Я проглотил шутку. Пусть папочка шутит.
За соседним столиком я услышал интересный разговор. Вначале не прислушивался, потом весь обратился в слух.
Разговаривали двое мужчин лет тридцати, может, больше:
–
На ней был ошейник с обрывком цепи.
– Так этого волка все знают!
– Знают?
– Ну да! Он у многих кур пощипал.
– Кур ворует? Он же не лиса, ему надо коз, или ягнят давить!
– Может, она на диете! – захохотал собеседник.
– Ты хочешь сказать, что это волчица?
– Конечно, волчица, тебе любой охотник это скажет.
– Тогда это многое объясняет, - задумчиво произнёс собеседник, а я в это время толкнул ногой папу, привлекая его внимание. Папа у меня всё понял с полужеста, и тоже стал слушать.
– У нас потерялся ребёнок. Мальчик. Ушёл в лес пока мы обустраивали лагерь. Я чуть не поседел, хотя вряд ли мне это дала сделать моя жена. Прибила бы чем – ни будь.
Хотя сама виновата, - добавил он, помолчав.
– Так вот, кинулись мы на его поиски. Долго искали, не нашли, вернулись к лагерю, видим, там эта волчица стоит, а рядом наш Ваня, за обрывок цепи держится.
Мы подойти боимся, а волчица увидела нас, что-то сказала Ване. Ваня заплакал, и стал обниматься с волчицей. Потом она исчезла, как сквозь землю провалилась.
– Ты говоришь, они разговаривали, твой мальчик, и волчица?
– Я даже не удивился. Дети понимают язык зверей.
– А вот я думаю, что это оборотень. Надо его выследить и пристрелить.
– Что ты такое говоришь?! Пристрелить за такое дело?!
– Оборотни, они такие. Одного спасут, другого съедят.
– Я лучше пойду в церковь, ей свечку за здравие поставлю.
– Ну-ну, иди в церковь, а я пойду, ружьё достану…
Я понял, что мы близко от цели, и что надо спешить. Саша в опасности.
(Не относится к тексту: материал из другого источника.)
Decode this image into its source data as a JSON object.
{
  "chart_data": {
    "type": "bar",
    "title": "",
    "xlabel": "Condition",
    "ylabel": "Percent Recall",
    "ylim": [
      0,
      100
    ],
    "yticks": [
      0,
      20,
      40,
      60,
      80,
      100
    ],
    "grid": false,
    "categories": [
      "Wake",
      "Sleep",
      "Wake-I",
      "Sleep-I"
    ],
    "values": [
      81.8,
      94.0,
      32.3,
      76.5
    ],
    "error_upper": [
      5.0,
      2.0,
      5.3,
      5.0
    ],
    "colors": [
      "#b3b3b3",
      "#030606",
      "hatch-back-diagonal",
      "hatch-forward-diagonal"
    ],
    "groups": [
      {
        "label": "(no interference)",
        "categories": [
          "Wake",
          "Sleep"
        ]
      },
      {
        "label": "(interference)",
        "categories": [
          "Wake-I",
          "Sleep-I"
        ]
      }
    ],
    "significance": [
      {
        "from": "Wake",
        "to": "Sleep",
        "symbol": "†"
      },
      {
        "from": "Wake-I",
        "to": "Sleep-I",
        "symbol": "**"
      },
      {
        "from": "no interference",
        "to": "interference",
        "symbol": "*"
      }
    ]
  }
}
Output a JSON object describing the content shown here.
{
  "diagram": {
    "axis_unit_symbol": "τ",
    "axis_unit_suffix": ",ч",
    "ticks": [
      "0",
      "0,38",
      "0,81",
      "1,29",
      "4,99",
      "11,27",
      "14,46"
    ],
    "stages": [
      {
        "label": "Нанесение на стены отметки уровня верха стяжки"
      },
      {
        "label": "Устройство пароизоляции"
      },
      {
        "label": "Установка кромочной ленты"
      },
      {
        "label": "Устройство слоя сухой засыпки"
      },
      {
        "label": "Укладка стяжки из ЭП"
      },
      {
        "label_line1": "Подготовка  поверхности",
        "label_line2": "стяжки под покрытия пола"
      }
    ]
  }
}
Поняли это и остальные члены нашей экспедиции.
Я прислушался к себе. Волчица где-то в соседнем лесу. Хотя, что значит соседний лес?
Километров сто - сто пятьдесят от нас.
Толик.
Сколько я себя помню, я любил Сашу. Впервые я увидел её в первом классе.
Я тогда, конечно, не знал, что это было за чувство, мне просто нравилась эта девочка, вот и всё. Нравилось смотреть на неё, быть рядом, особенно, когда она принималась воспитывать, или приводить мою причёску в порядок, я сразу замирал на месте, затаивал дыхание и надеялся, что этот миг никогда не кончится.
Так прошло много лет. Потом Саша вдруг заявила, что она мальчик.
Для многих это было шоком. Девчонки отвернулись от неё, потому что она задирала перед ними нос, мальчишки презирали её за о, что она решила к ним примазаться, не имея на это права. А я совсем не обратил на это внимания, мне было всё равно, кем считает моя любимая. Рано, или поздно, это её увлечение стилем томбой пройдёт, и мы будем дружить, как мальчик и девочка.
Пока же нас стали дразнить. Я оказался Олей, Саша оказалась мальчиком.